"Dementi", "fascisti" e ministri "maiali". Il vizio della sinistra di insultare i nemici

Il complesso di superiorità legittima le offese più volgari. E il body shaming è sdoganato

"Dementi", "fascisti" e ministri "maiali".  Il vizio della sinistra di insultare i nemici

C'è una lunga e consolidata tradizione dietro la vignetta sulla sorella della Meloni. La base di partenza è l'inferiorità morale della destra, che autorizza espressioni altrimenti considerate insulti, intollerabili se fatte a parti inverse. Molto recente il «demente» affibbiato dall'ingegner De Benedetti alla premier, senza suscitare particolari reazioni. Da sinistra il disprezzo per l'avversario politico rasenta volentieri l'odio, legittimando attacchi violenti anche sul personale. Senza rievocare la stagione antiberlusconiana e lo sdoganamento delle ingiurie ai suoi ministri (vedi Brunetta, ferocemente sfottuto per la statura) e ministre (normalmente ritratte come sgualdrine), ci si può limitare a tempi più recenti. Il Fatto è una delle più affermate palestre per colpi bassi, con i suoi manganellatori per mezzo di matita Vauro, Natangelo, Mannelli e affini. Uno dei soggetti preferiti è Matteo Salvini, accostato di volta in volta a escrementi, parti del corpo poco nobili, animali tipo asini o maiali (vignetta di qualche tempo fa: si vede il leader della Lega con le sembianze del porco e la scritta «Peste suina focolaio a Roma»). In un'altra Salvini è una «metastasi». In un'altra ancora, di Vauro, è direttamente un «coglione», e via così. Vauro ha trovato ispirazione sempre dal gabinetto per commentare l'elezione del leghista Lorenzo Fontana a presidente della Camera lo scorso ottobre: un enorme escremento fumante da cui spunta la testa di Fontana, titolo: «Mancava la ciliegina sulla torta».

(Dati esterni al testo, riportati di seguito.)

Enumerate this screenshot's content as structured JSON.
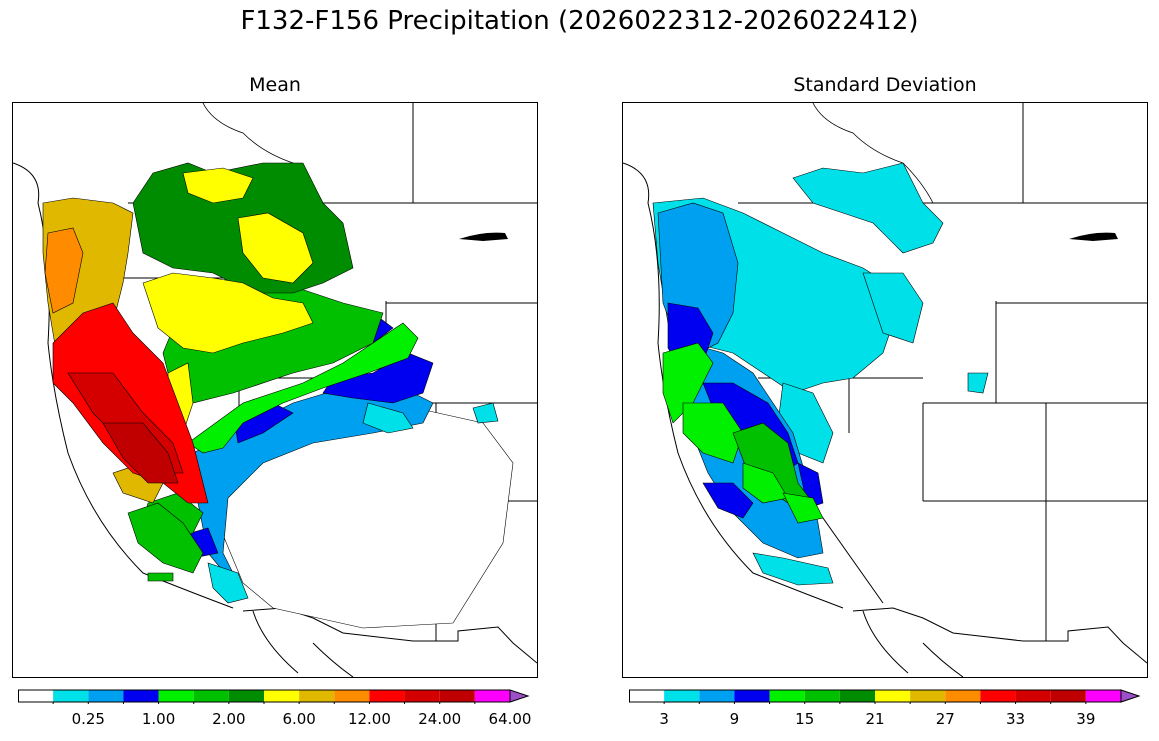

Le donne sono soggetti facili, vulnerabili sul piano sessuale. C'è stato un periodo in cui era in voga Maria Elena Boschi, che per quanto di sinistra, essendo renziana è considerata di destra, quindi trattabile con le stesse maniere. Sempre una vignetta sul Fatto, quand'era ministra, la ritrae con le gambe accavallate, il testo recita «Riforme: lo stato delle cos(c)e». Poi ovviamente la Meloni, rappresentata come una burina fascista, o anche peggio (in una vignetta del solito Natangelo sul tema «bonus facciata» lei si è rifatta il viso, a forma di sedere). Di mezzo ci è finita anche Elly Schlein, raffigurata come un mostro con il naso adunco, evidente riferimento alle origini ebraiche.

Frequente è anche l'appellativo «pescivendola» per la Meloni, metafora usata per esempio dal giornalista Alan Friedman in tv per commentare un discorso della leader Fdi («Urla come una pescivendola»), che poi per risposta fece un video con una cassetta di pesce per dire che non lo riteneva affatto un insulto, anche se l'intento era quello. Lo scrittore Roberto Saviano ha dato del «mediocre» e «servo» al ministro Gennaro Sangiuliano, giornalista di destra ed ex direttore del Tg1. Niente in confronto al «bastarda» dato alla Meloni (fatto per cui è stato querelato per diffamazione dalla premier). In difesa di Saviano è arrivata la scrittrice Michela Murgia, che ha paragonato la Meloni addirittura alla camorra, perché entrambe minacciano l'autore di Gomorra. Al programma «Otto e mezzo» la filosofa Rosi Braidotti ha parlato della «faccia rabbiosa e cattiva» della Meloni, mentre la conduttrice Lilli Gruber ha preso in giro Mario Giordano per la voce, imitandola su un palco, e dicendo di non sentirsi una sua collega. Insulti e body shaming che, se fossero avvenuti al contrario, sarebbero costati la radiazione dall'albo.

Sulla vignetta sessista contro Arianna Meloni la condanna è un po' più ampia, ma neanche troppo (vedi i grillini che solidarizzano con il Fatto). I vignettisti del Fatto si parano dietro il diritto di satira e addirittura l'articolo 21 della Costituzione. «Siamo già nel fascismo», dice uno di loro. E te pareva.